Forget any testing off the engine. I've never seen a starter test bench that puts a starter under load. While trying to turn the engine, that starter is going to draw perhaps 150 amps that has to get through the contacts in the solenoid. When it's just spinning freely, it is likely to draw less than 30 - 40 amps. 40 amps might get through the contacts while 150 amps won't. Also, you have to consider a bad connection on a battery cable, and those aren't getting tested with the starter off the engine.
Rather than rereading everything and trying to figure out where we are, grab that solenoid with the starter on the engine, then have a helper try to crank the engine. We want to be absolutely certain that solenoid is engaging. You'll feel and hear it. If it is engaging, grab a test light for the next tests.
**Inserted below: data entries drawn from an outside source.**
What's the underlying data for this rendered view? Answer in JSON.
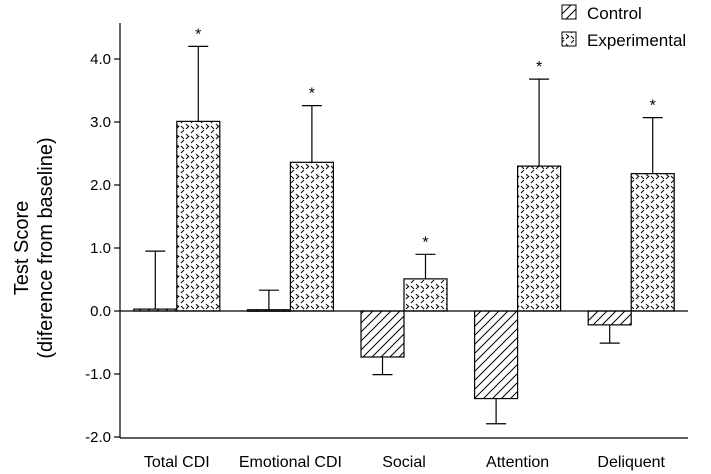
{
  "chart_data": {
    "type": "bar",
    "title": "",
    "xlabel": "",
    "ylabel": "Test Score",
    "ylabel_sub": "(diference from baseline)",
    "ylim": [
      -2.0,
      4.5
    ],
    "yticks": [
      {
        "value": -2.0,
        "label": "-2.0"
      },
      {
        "value": -1.0,
        "label": "-1.0"
      },
      {
        "value": 0.0,
        "label": "0.0"
      },
      {
        "value": 1.0,
        "label": "1.0"
      },
      {
        "value": 2.0,
        "label": "2.0"
      },
      {
        "value": 3.0,
        "label": "3.0"
      },
      {
        "value": 4.0,
        "label": "4.0"
      }
    ],
    "categories": [
      "Total CDI",
      "Emotional CDI",
      "Social",
      "Attention",
      "Deliquent"
    ],
    "series": [
      {
        "name": "Control",
        "pattern": "diagonal-hatch",
        "values": [
          0.03,
          0.02,
          -0.73,
          -1.39,
          -0.22
        ],
        "errors": [
          0.92,
          0.31,
          0.28,
          0.4,
          0.29
        ],
        "significance": [
          "",
          "",
          "",
          "",
          ""
        ]
      },
      {
        "name": "Experimental",
        "pattern": "dashed-crosshatch",
        "values": [
          3.01,
          2.36,
          0.51,
          2.3,
          2.18
        ],
        "errors": [
          1.19,
          0.9,
          0.39,
          1.38,
          0.89
        ],
        "significance": [
          "*",
          "*",
          "*",
          "*",
          "*"
        ]
      }
    ],
    "legend": {
      "position": "top-right"
    },
    "grid": false
  }
}
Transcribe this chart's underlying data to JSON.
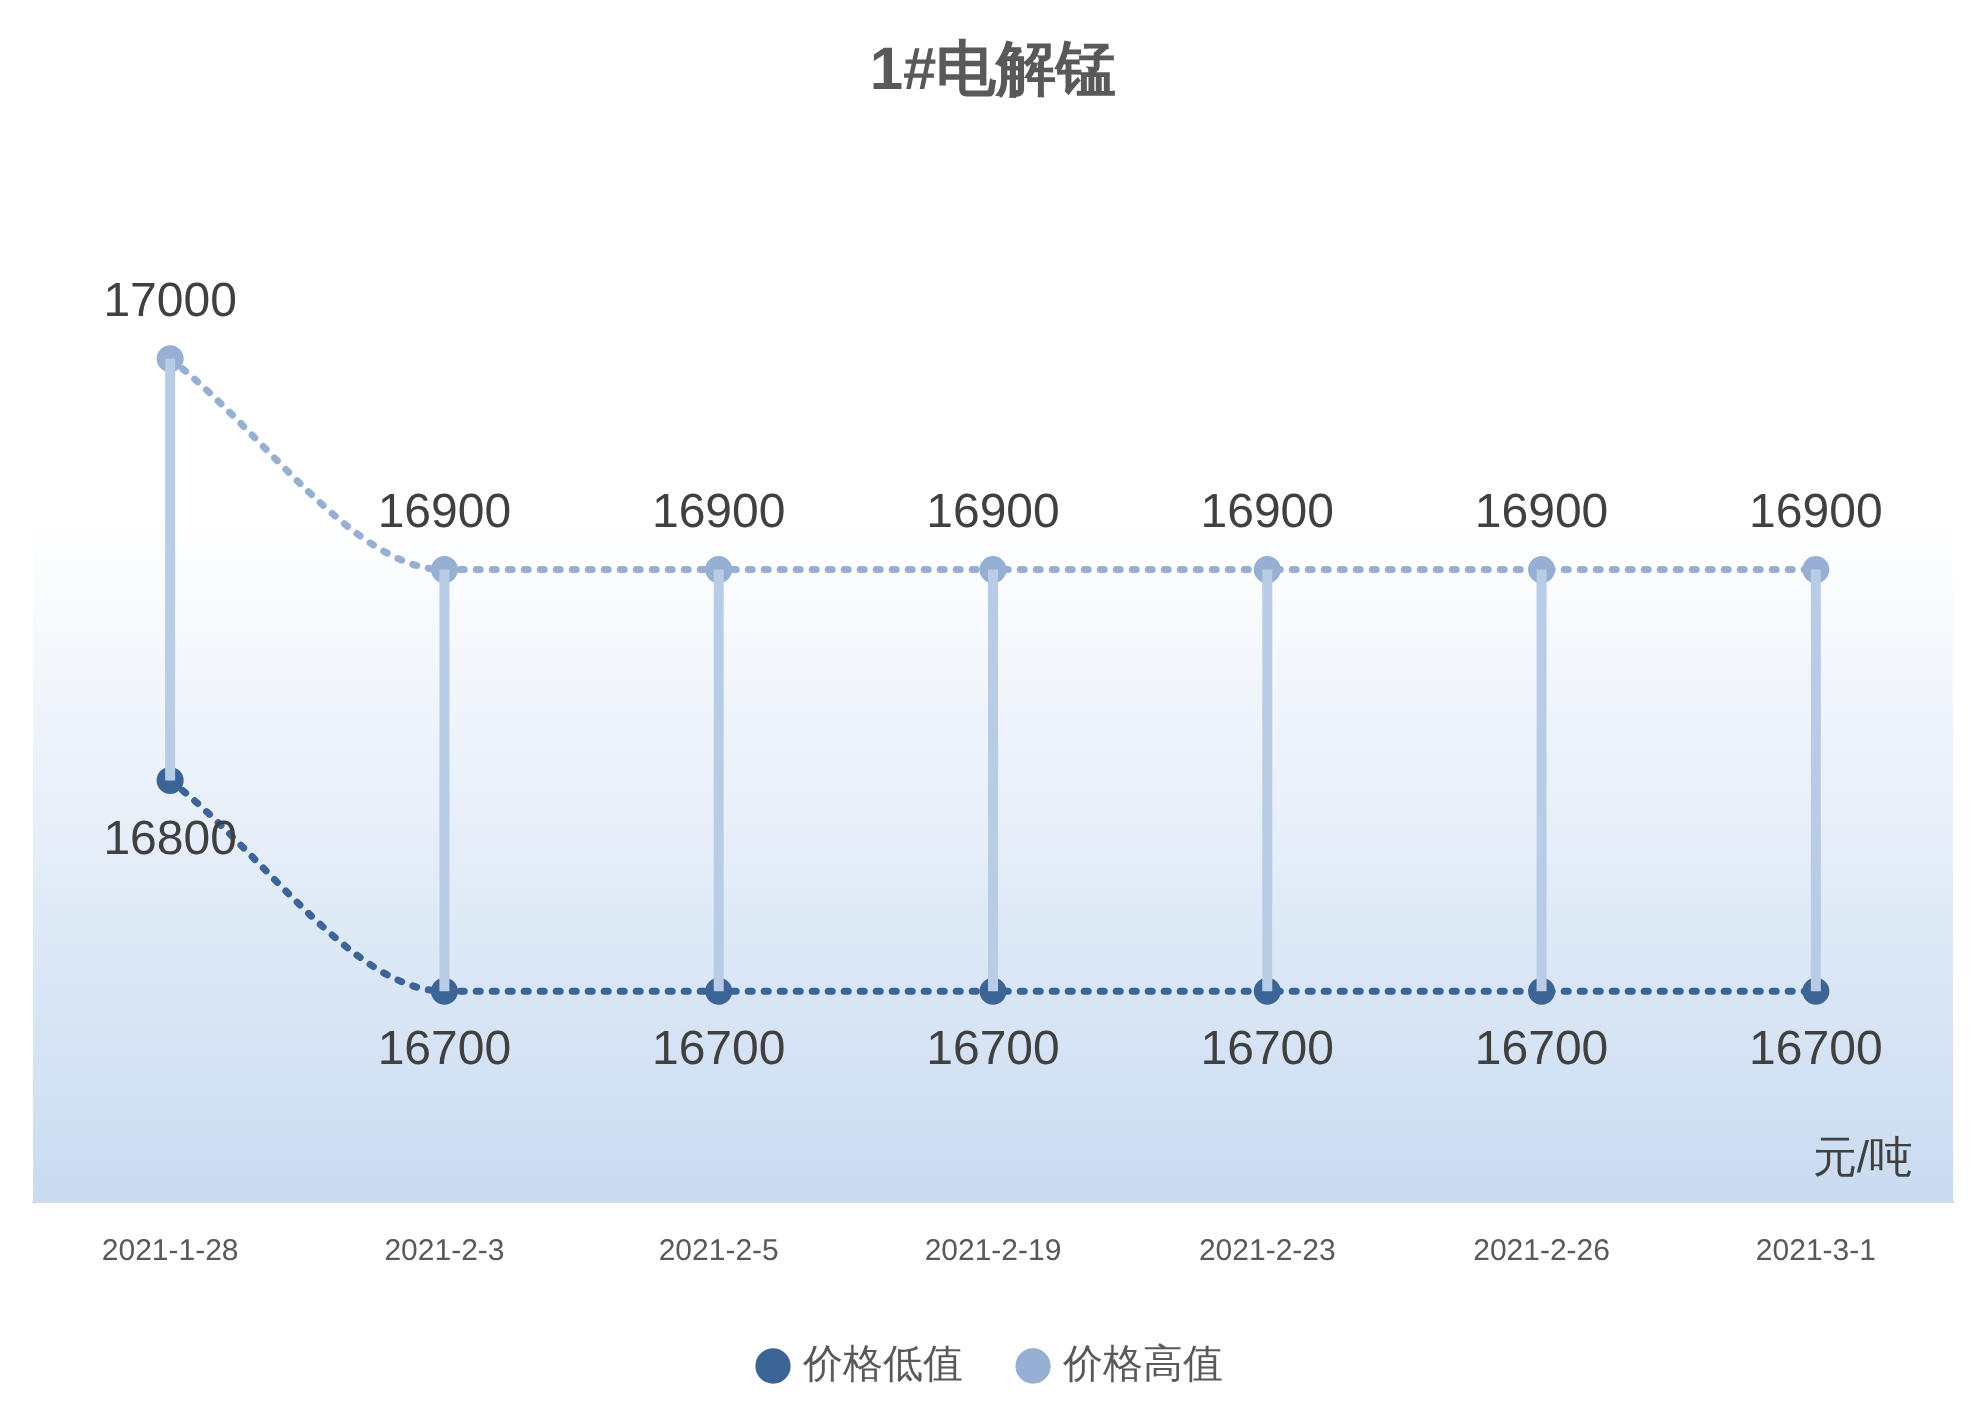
{
  "chart_data": {
    "type": "line",
    "title": "1#电解锰",
    "annotations": [
      "元/吨"
    ],
    "categories": [
      "2021-1-28",
      "2021-2-3",
      "2021-2-5",
      "2021-2-19",
      "2021-2-23",
      "2021-2-26",
      "2021-3-1"
    ],
    "series": [
      {
        "name": "价格低值",
        "color": "#3d6496",
        "values": [
          16800,
          16700,
          16700,
          16700,
          16700,
          16700,
          16700
        ]
      },
      {
        "name": "价格高值",
        "color": "#97afd2",
        "values": [
          17000,
          16900,
          16900,
          16900,
          16900,
          16900,
          16900
        ]
      }
    ],
    "data_labels": true,
    "legend": "bottom",
    "marker": "circle",
    "line_style": "dotted",
    "grid": false
  }
}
Ground the clip lead to a paint-free point on the engine or transmission, not at the battery. Put the probe on the upper fat solenoid terminal with the battery positive cable attached to it. The light should light up brightly. Now have your helper try to crank the engine. If the light goes off or gets dim, there is a bad connection in one of the two battery cables. If the light stays bright, move the probe to the other larger terminal on the solenoid. It should not light up at first. It should light up when your helper tries to crank the engine. If it doesn't, the contacts are burned inside the solenoid. Those can be easily replaced on most Chryslers and Toyotas, but for yours you would replace the solenoid. If the light turns on there when the solenoid engages but the starter doesn't spin, it has worn brushes. Replace the starter for that. It will come with a new solenoid.